Le blog de Yannick Cotten

MARRAKECH-MAROC

Monday 10 June 2019

ROMÉO ET JULIETTE

Après une première semaine à la maison Denise Masson, nous arrivons dans l'après midi du lundi 20 mai au Mövenpick, un grand hôtel de Marrakech partenaire de la création.
L'hôtel est situé tout proche des grands axes routiers qui traversent la ville de Marrakech. En dehors de la médina, une autre ville apparaît sous nos yeux : plus moderne et riche. Le Mövenpick est un hôtel aux allures de Club, de toute évidence pour les vacances touristiques. En période de ramadan, de nombreuses chambres de l'hôtel restent inoccupées, ce qui va nous permettre de profiter pendant deux semaines et demi de chambres individuelles tout confort, ainsi que d'une piscine lors de nos moments de détente. L'hôtel est situé juste à coté du Palais des Congrès de Marrakech, qui possède de nombreuses salles de travail et de spectacles, et que nous allons utiliser pour nos répétitions.
Autre détail d'importance : pour remercier le Mövenpick de son accueil, nous devons préparer pour le 30 mai une présentation d'une partie du travail. Cette présentation, annoncée comme une lecture, sera au final une première mouture en jeu de l'épisode 1 ainsi que de la moitié de l'épisode 2

Dès l'après-midi de notre arrivée, nous nous mettons au travail.
L'organisation est très simple : les scènes sont travaillées dans l'ordre de l'intrigue, nous en travaillons 3 ou 4 par jours, la présence de tout ceux qui sont présents dans ces scènes est requise.
La salle dans laquelle nous travaillons, qui sera aussi celle de la représentation, présente différents aspects : elle est extrêmement grande, ce qui nous permet de commencer à nous habituer aux grands espaces de représentation d'Alès et de Mons en juillet prochain.
Anne-Laure dès le départ organise l'espace de façon très claire : d'un coté (Jardin) la maison des Capulet, de l'autre (Cour) la maison des Montaigu. Au centre, l'espace de rencontre (de nombreuses bagarres éclatent dans la pièce) et sur la scène, l'intérieur de la maison des Capulet dans laquelle aura lieu la scène du bal, la rencontre entre Roméo et Juliette.
Pour le second épisode, cet antagonisme Jardin/Cour est préservé, mais le plateau définitif sur lequel nous jouerons une fois le spectacle créé sera divisé en trois :
un grand espace central qui sera la rue (lieu notamment du duel Tybalt/Mercutio) qui est ici encore la scène de la salle,
deux plus petits plateau : à Jardin la chambre de Juliette, à Cour la cellule de Laurent.
Un avantage indéniable que ce grand lieu, il permet de prendre conscience du parcours d'un personnage même dans les scènes ou il n'est pas présent.

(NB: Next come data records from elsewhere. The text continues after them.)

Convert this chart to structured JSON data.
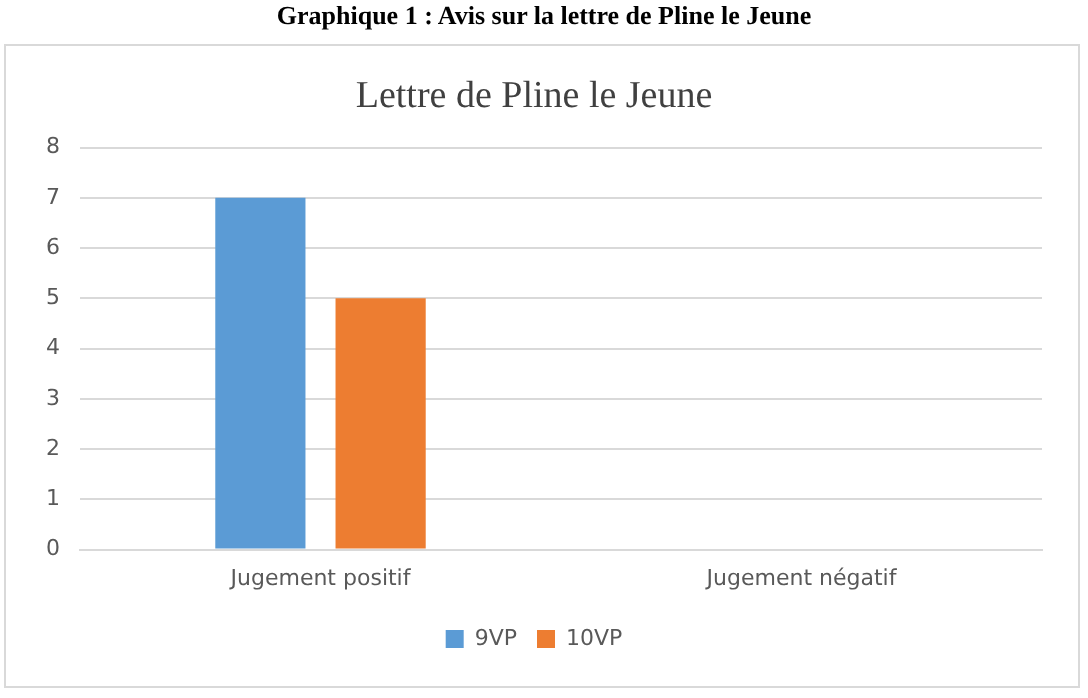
{
  "chart_data": {
    "type": "bar",
    "title": "Graphique 1 : Avis sur la lettre de Pline le Jeune",
    "subtitle": "Lettre de Pline le Jeune",
    "categories": [
      "Jugement positif",
      "Jugement négatif"
    ],
    "series": [
      {
        "name": "9VP",
        "color": "#5b9bd5",
        "values": [
          7,
          0
        ]
      },
      {
        "name": "10VP",
        "color": "#ed7d31",
        "values": [
          5,
          0
        ]
      }
    ],
    "ylim": [
      0,
      8
    ],
    "yticks": [
      0,
      1,
      2,
      3,
      4,
      5,
      6,
      7,
      8
    ],
    "grid": "y",
    "legend": "bottom"
  }
}
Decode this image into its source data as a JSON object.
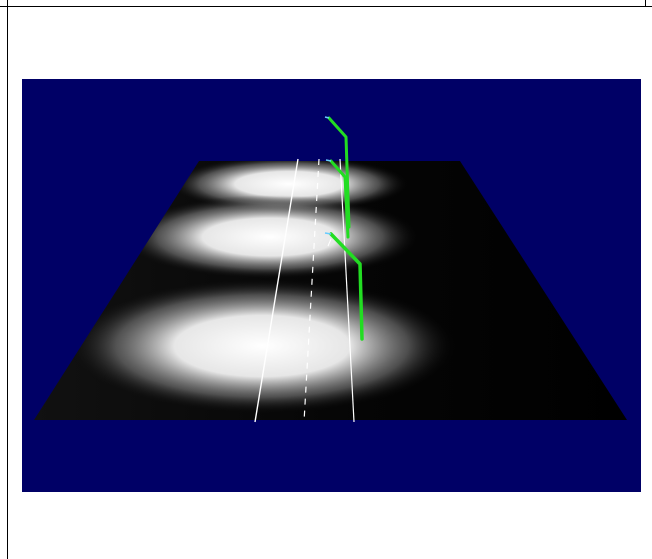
{
  "scene": {
    "background_color": "#000066",
    "ground_color": "#000000",
    "spotlight_color": "#ffffff",
    "lane_line_color": "#ffffff",
    "marker_color": "#22dd22",
    "spotlight_count": 3,
    "marker_count": 3,
    "icon": "3d-road-scene"
  }
}
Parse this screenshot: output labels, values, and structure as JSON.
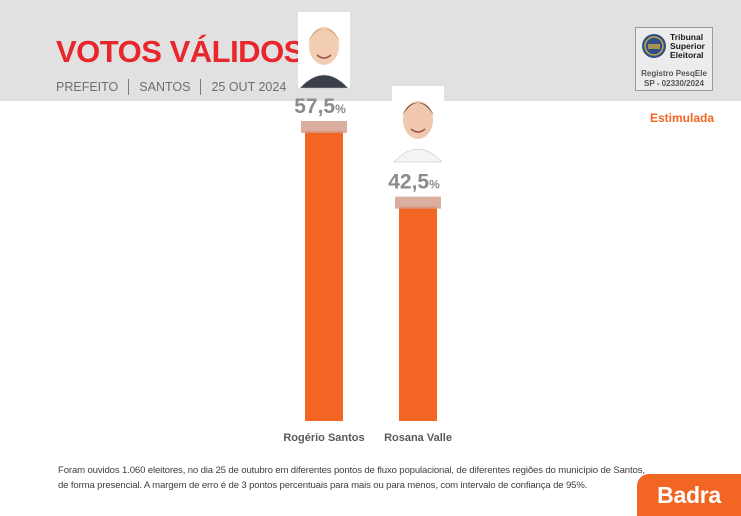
{
  "header": {
    "title": "VOTOS VÁLIDOS",
    "meta": [
      "PREFEITO",
      "SANTOS",
      "25 OUT 2024"
    ]
  },
  "tse_box": {
    "name_lines": [
      "Tribunal",
      "Superior",
      "Eleitoral"
    ],
    "registration_lines": [
      "Registro PesqEle",
      "SP - 02330/2024"
    ]
  },
  "tag": "Estimulada",
  "chart_data": {
    "type": "bar",
    "title": "VOTOS VÁLIDOS",
    "xlabel": "",
    "ylabel": "",
    "ylim": [
      0,
      57.5
    ],
    "grid": false,
    "categories": [
      "Rogério Santos",
      "Rosana Valle"
    ],
    "values": [
      57.5,
      42.5
    ],
    "value_labels": [
      "57,5",
      "42,5"
    ],
    "value_suffix": "%"
  },
  "footnote": [
    "Foram ouvidos 1.060 eleitores, no dia 25 de outubro em diferentes pontos de fluxo populacional, de diferentes regiões do município de Santos,",
    "de forma presencial. A margem de erro é de 3 pontos percentuais para mais ou para menos, com intervalo de confiança de 95%."
  ],
  "brand": "Badra",
  "colors": {
    "accent": "#f26522",
    "title": "#e8262c",
    "header_band": "#e1e1e2",
    "value_label": "#8a8b8d",
    "bar_cap": "#d5a08f"
  }
}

Ainsi, tout au long du 2ème épisode, Roméo donne la sensation de courir partout et de ne s'arrêter brièvement que pour repartir de plus belle. Un lieu qui donne aussi la mesure du rythme de la pièce, frénétique et virevoltant.

En revanche, l'avantage de la taille de cette salle est contrebalancée par une acoustique difficile, avec beaucoup d'écho. Cela nous oblige alors à nous concentrer sur l'articulation ainsi que sur le volume de la voix, forte sans être hurlée (la voix hurlée est vite insupportable dans ce genre d'acoustique). Le murmure est aussi complètement banni de cette pièce. Tout doit être dans l'amplitude et la hauteur, doit être lisible et visible de loin. Nous remarquons d'ailleurs rapidement qu'une voix moins forte, même si elle peut-être entendue dans une salle avec un écho très fort, fait redescendre non pas seulement le volume, mais aussi la force de tous les enjeux d'une scène. Ce n'est donc pas qu'une considération technique mais bien un parti-pris de jeu.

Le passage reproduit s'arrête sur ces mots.